The overall situation of Afghanistan in post-2016 remains uncertain. The security situation has gradually deteriorated and more areas fall into the hands of the Taliban at the expense of innocent civilians. In the last 9 months, more than 2500 civilians have lost their lives across the country. In the past week, the Taliban have taken more territory and attacked two districts in central Afghanistan; areas which were safe and under no Taliban influence. The north and central parts of Afghanistan are no longer safe, whilst Kunduz and other areas in the north are under frequent attack. Such conditions have made it very difficult for Afghans to not flee their homes in the hope of a better life.
Despite these challenges, the EU has signed an agreement with the Afghan government to deport almost 80,000 Afghan asylum seekers back to Afghanistan. The Joint Way Forward agreement even allows deportation of women, children, and vulnerable ethnic groups.

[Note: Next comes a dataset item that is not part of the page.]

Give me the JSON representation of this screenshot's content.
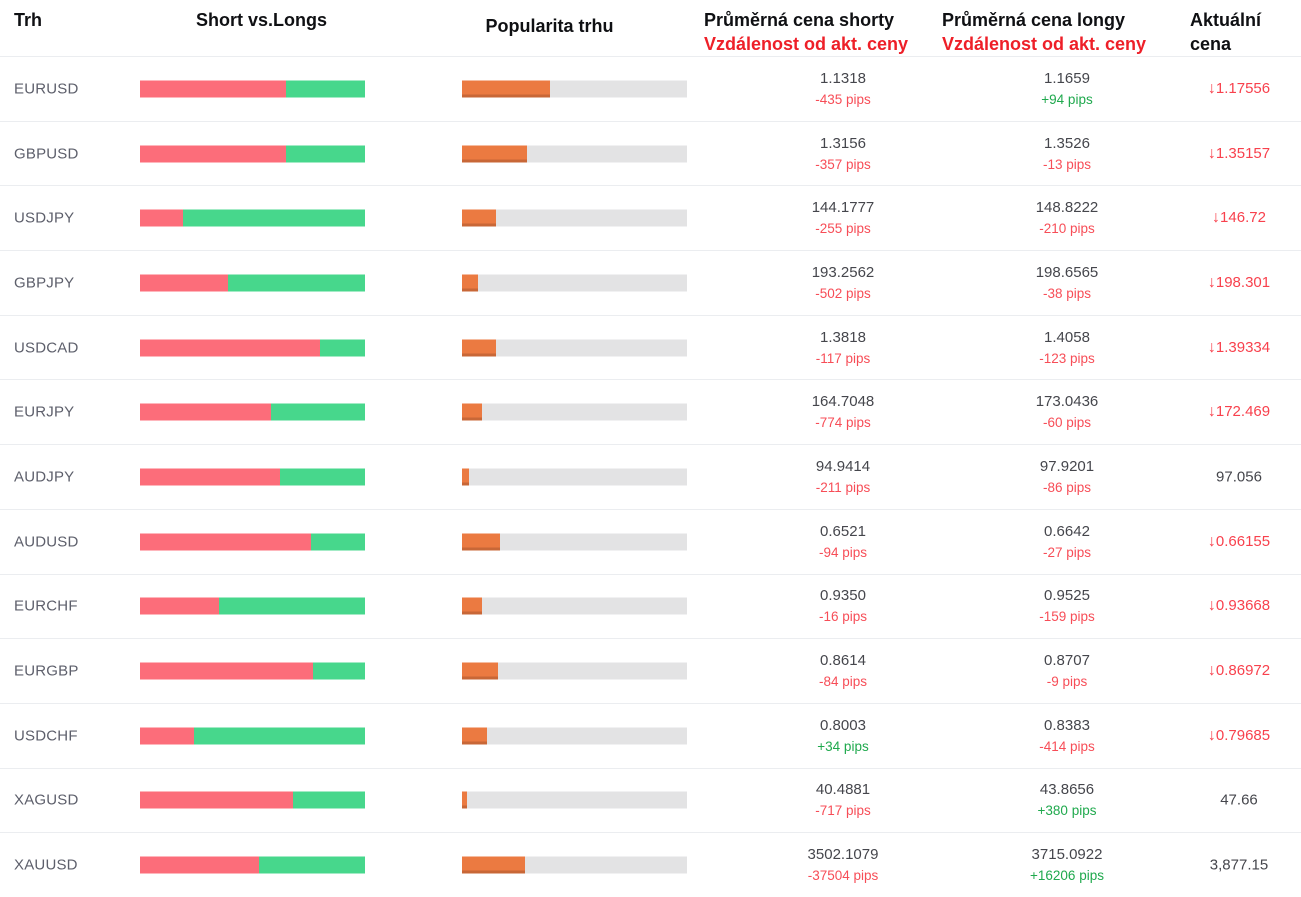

There has been little consultation with Human Rights agencies and refugee organizations in Europe before this agreement came into effect. The EU has used continued developmental aid to Afghanistan as a bargaining tool to send asylum seekers back to their home nations. This happened despite the fact that the Afghan minister for refugees and repatriation refused to sign the document, leaving the duty to a deputy.
We have gathered here today to raise our voice against this agreement.
1) We strongly condemn the Joint Way forward agreement and believe it is not democratic and in direct violation of human rights.
2) We urge the EU to not make developmental aid to Afghanistan subject to the exchange of asylum seekers.
3) We request EU to consider the reality on the ground and pay serious attention to the current security deterioration of in Afghanistan and the emergence of sectarian war in the country.
4) The returnees are vulnerable to recruitment by extremist groups like Daesh and the Taliban, local strongmen commanding militias, and neighboring countries for proxy war in the region.
5) A majority of these asylum seekers were born or grew up in Iran or Pakistan and therefore will struggle to reintegrate in Afghanistan, rehabilitate or to find employment.
6) The Afghan government does not have the capacity and means to protect the safety of the returnees and provide basic needs to live. Currently there are more than 1.5 internally displaced people (IDPs) in the country and the government are not able to help them.